Greetings!
If you have been following me and are familiar with my website, you know the quality of my thinking and writing. And now, I would like to do more. I would especially like to reach out to younger generations… but with a combination of humor and sanity.
I want to put together a team. I am looking for like-minded people to take my projects to the next step. If you’re a big picture thinker with a sense of humor and a sense of fun – looking for ways to make a difference in this crazy world; if you have any skills in editing, website development, Internet marketing, research, etc.; or even if you just have time to spare and would like to volunteer – let me hear from you.

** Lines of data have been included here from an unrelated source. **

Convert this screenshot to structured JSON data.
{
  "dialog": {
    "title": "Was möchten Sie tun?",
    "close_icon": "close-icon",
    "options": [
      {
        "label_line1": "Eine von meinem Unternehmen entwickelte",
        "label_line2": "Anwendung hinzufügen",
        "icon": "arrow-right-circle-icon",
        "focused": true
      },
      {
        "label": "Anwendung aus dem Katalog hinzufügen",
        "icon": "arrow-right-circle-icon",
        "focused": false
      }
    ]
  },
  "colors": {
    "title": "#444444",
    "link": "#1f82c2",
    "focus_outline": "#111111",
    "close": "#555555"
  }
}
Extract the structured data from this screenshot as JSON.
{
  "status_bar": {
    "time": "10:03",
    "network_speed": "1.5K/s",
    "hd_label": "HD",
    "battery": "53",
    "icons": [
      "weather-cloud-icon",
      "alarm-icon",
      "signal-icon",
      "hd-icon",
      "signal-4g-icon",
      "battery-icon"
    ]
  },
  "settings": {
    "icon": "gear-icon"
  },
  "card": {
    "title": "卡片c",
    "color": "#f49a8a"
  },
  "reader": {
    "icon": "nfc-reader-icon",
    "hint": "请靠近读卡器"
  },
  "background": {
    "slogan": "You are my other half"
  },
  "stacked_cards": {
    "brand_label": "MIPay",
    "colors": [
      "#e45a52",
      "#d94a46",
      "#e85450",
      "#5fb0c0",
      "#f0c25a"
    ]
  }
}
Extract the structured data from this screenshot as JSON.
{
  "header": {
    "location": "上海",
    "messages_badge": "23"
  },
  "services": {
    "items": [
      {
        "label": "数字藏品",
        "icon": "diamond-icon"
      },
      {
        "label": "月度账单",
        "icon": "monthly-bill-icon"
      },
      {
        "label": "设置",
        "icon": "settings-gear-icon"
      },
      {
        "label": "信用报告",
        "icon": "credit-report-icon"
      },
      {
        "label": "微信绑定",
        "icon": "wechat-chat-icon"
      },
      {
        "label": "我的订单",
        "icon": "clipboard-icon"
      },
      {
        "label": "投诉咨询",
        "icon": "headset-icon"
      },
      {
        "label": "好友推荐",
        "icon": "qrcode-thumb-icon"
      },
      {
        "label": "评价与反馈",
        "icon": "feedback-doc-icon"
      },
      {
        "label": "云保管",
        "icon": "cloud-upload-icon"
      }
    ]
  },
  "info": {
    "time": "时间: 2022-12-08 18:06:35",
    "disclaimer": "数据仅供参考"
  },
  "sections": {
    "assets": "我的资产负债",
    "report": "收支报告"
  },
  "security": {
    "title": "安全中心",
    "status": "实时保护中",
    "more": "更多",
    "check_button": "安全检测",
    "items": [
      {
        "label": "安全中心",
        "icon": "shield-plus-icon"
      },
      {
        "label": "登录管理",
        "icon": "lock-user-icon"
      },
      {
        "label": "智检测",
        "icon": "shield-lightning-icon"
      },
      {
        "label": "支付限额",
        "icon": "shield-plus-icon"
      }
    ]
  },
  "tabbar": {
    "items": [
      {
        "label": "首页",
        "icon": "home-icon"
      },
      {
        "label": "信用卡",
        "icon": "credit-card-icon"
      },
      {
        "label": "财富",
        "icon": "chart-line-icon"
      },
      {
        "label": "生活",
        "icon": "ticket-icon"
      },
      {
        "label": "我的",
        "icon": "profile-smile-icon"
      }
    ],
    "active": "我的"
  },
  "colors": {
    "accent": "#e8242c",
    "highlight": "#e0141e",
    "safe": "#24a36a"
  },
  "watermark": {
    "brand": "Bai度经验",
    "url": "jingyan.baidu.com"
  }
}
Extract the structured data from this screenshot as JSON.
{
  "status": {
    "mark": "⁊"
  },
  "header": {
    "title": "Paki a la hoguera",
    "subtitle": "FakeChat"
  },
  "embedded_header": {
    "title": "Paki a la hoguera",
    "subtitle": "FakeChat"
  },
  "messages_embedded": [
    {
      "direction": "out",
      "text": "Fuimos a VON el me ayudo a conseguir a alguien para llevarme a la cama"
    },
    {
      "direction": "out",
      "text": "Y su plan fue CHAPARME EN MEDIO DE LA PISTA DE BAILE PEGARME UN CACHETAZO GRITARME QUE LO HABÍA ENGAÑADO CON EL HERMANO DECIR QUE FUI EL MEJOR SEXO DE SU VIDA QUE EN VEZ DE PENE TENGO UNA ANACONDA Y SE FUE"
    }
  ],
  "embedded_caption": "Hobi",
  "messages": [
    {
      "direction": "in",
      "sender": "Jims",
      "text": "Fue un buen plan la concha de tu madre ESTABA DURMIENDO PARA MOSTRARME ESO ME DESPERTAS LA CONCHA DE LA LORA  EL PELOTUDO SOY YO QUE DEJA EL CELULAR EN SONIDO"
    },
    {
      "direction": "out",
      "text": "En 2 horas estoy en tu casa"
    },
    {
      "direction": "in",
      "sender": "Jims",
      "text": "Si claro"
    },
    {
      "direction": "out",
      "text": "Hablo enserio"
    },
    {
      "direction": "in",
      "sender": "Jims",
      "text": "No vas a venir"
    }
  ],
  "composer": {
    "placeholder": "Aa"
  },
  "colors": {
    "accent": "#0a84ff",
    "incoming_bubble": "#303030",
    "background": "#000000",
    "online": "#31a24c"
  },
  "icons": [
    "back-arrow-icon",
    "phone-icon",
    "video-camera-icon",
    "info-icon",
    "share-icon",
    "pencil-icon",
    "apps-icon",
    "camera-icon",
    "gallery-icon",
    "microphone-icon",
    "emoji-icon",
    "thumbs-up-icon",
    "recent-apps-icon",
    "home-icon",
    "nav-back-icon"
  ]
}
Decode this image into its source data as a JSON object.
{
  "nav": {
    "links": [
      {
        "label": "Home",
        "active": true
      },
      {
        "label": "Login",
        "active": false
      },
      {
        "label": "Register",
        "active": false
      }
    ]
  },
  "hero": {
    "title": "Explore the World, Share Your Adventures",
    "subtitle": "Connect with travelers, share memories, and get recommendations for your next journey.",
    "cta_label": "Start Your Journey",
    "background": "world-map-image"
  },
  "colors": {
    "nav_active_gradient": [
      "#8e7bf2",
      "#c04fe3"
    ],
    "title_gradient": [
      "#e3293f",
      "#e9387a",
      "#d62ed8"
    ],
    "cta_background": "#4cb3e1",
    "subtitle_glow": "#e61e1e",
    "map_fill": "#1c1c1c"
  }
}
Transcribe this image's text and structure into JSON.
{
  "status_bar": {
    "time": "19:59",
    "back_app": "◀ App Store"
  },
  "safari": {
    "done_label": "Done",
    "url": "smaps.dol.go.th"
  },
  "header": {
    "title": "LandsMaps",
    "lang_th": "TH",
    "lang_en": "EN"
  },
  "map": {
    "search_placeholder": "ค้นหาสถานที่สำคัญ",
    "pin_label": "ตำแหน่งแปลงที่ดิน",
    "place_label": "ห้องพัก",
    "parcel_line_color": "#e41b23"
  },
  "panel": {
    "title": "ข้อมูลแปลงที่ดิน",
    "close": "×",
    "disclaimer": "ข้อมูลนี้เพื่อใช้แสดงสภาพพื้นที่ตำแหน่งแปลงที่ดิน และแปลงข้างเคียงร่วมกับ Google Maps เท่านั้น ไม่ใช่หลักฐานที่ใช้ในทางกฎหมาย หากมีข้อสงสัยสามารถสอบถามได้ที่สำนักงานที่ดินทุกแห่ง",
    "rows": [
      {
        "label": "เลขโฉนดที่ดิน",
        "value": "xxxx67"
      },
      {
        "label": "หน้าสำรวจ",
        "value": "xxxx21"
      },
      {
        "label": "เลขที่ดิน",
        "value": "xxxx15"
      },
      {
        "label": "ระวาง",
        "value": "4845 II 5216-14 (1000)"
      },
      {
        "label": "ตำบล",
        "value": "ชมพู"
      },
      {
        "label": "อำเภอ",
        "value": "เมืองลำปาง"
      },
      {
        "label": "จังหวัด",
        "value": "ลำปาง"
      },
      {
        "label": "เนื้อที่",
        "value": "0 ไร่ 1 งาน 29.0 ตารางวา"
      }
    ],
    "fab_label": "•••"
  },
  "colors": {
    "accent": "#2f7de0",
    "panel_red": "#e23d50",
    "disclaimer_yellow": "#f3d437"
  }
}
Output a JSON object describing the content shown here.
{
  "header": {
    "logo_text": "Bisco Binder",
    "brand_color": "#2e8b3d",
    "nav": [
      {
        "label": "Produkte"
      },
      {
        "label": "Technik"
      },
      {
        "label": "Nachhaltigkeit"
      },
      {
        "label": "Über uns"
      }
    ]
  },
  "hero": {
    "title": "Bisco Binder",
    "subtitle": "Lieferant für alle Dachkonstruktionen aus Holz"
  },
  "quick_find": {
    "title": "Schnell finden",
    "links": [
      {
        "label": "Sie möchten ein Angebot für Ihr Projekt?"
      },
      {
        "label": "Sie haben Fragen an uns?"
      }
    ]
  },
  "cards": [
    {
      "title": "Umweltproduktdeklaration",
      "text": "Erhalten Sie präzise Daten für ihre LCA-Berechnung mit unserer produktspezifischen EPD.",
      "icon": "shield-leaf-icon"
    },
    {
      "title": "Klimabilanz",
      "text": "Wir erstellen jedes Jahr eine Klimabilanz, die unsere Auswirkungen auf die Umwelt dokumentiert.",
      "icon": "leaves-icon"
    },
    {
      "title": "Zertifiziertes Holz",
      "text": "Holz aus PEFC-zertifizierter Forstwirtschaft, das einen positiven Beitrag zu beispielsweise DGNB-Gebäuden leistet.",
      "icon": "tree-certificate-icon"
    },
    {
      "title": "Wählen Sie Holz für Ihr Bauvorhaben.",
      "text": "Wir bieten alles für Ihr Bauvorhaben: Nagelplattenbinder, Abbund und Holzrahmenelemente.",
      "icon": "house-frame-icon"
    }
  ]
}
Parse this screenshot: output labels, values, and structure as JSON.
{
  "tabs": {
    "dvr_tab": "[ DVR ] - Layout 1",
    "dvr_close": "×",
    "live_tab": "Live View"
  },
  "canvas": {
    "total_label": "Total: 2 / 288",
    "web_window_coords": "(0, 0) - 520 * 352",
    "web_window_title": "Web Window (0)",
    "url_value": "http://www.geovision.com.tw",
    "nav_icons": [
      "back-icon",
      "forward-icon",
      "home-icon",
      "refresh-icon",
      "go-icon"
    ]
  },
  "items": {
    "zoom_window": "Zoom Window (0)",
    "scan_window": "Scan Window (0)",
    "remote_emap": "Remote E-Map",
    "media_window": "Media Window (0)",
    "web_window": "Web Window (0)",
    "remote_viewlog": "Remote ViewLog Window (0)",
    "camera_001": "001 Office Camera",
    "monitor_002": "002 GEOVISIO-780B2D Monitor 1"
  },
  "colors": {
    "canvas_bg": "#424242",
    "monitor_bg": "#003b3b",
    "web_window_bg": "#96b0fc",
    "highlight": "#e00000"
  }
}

You can email me at – drjeisen@gmail.com
My current website is – www.drjeffeisen.com
My new website is – www.in-sane.net (in development; 1st page only is relevant)
Dr. Jeff
(P.S. If you volunteer, you’ll get free training in PsychoNoetics…)
Now back to the search for what is real…
This is the fourth essay in a 5-essay series on the perceptual illusion.
It presents the 6-8th ways that our understanding of reality is limited and made false by the ways we perceive ourselves and the world around us. It moves toward the awareness that
WHOLE-SYSTEM CHANGE IS REAL… AND IMPERCEPTIBLE
The sixth way perception creates an illusion is by creating the illusion of being an individual. Of course, it is related to both the illusions of separation, and the separation of self and other. However, it is such a central illusion that it bears pointing out.
The illusion of being an individual is also the sixth evolutionary benefit, for without it the whole house of cards, the entirety of the perceptual illusion, both the drawbacks and the benefits – would collapse.
The seventh way perception creates an illusion is by relationship. The perceiving organism implicitly relates and compares everything to its Self, or, by extension, a projection of its Self – on every level of complexity and every dimension of beingness. Thus, things can be classified as better or worse, nearer or further, more or less.
However, the seventh evolutionary benefit is also the illusion of relationship. The organism in question uses these relationships to make sense of the world. Without relationships, both explicit and implicit, without better and worse, nearer and further, hotter and colder, one can‘t have descriptions, qualities or values: like temperature, location, weight, size, etc. Without comparisons, without things, one is just left with the ‘isness’ of aperceptual reality.
Another, little seen aspect of the perceptual illusion of relationship or comparison is ‘scale.’ The universe is vast, comprising things too small to see with the naked eye, and too large to see in their entirety without standing back – way back. This holds true whether the distance one stands back is measured in microns, meters, or light-years. And, of course, the same principle extends (variably) to all dimensions: weight, distance, force or strength, etc. But if we were to change size radically, to go to a completely different scale (on the powers of 10), or if we were a lot smaller or bigger, the scale by which we perceived would also change.
Humans perceive on the human scale, cells perceive on the cellular scale. The size of the perceiving organism in question determines the scale of perception, and the sensory organs are calibrated to that scale.
The eighth way perception creates an illusion is the appearance of constancy. However, since the lack of constancy is disorientating – to say the least, the appearance of constancy is also the eighth benefit.
Imagine the universe as a balloon. As it expands the ‘apparent’ distances between heavenly bodies, even the internal distances within atoms and molecules, ‘seem to’ increase, while all other dimensions increase or contract simultaneously. However, without a point of reference as a comparison, it is impossible to perceive these changes. Determination, location or measurement requires one or more fixed coordinates to use as a constant. There are no still coordinates or absolute constants in the universe, only relative ones. Since fixed constants don’t exist, nothing can be determined or measured absolutely. So even though all dimensions change, in the absence of fixed coordinates, the changes cannot be determined, documented or measured. In fact, they are unnoticeable.
Whole system change is imperceptible.